A-t-il fallu beaucoup de temps pour réunir tous ces éléments sur Zalika Souley et les pionniers du cinéma nigérien ?
J’ai mis six ans pour localiser et visionner toutes les archives… et Zalika, je l’ai suivie presque autant de temps avant qu’elle me sorte tout. Ce n’est pas une victime, elle a fait ses choix, s’est bien défendue et a cassé la gueule aux mecs qui l’ont insultée. On a dit du mal d’elle. Dans une culture sahélienne pleine de pudeur et de retenue, elle s’habillait comme les Blancs, les fréquentait, s’exposait à la ville comme à l’écran et était donc mal vue. Et elle a continué ! Elle n’a jamais été dans une école occidentale. Moi, malgré tous mes voyages et mes études en Occident, je ne traverserais jamais Niamey en jean car je ne veux pas qu’on m’insulte, ni qu’on me juge mal… Sa force m’a toujours intriguée, qui lui permet ainsi de braver la terre entière. C’est pourquoi j’ai fait le film. Peut-être qu’elle a un grain mais elle est comme ça !
Vous inscrivez votre film dans le cadre plus large du devenir du cinéma nigérien.

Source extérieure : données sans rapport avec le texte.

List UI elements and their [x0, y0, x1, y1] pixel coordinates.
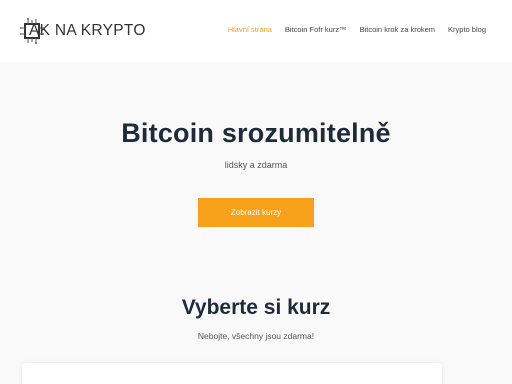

Je suis arrivée à comprendre ce qui s’est passé, à décortiquer la situation de notre cinéma. J’ai donc voulu placer le récit de sa carrière en perspective avec l’histoire du cinéma nigérien. Le film se passe sur une journée : dès le premier chant du coq, on voit son quotidien, et la nuit correspond à la mort de notre cinéma.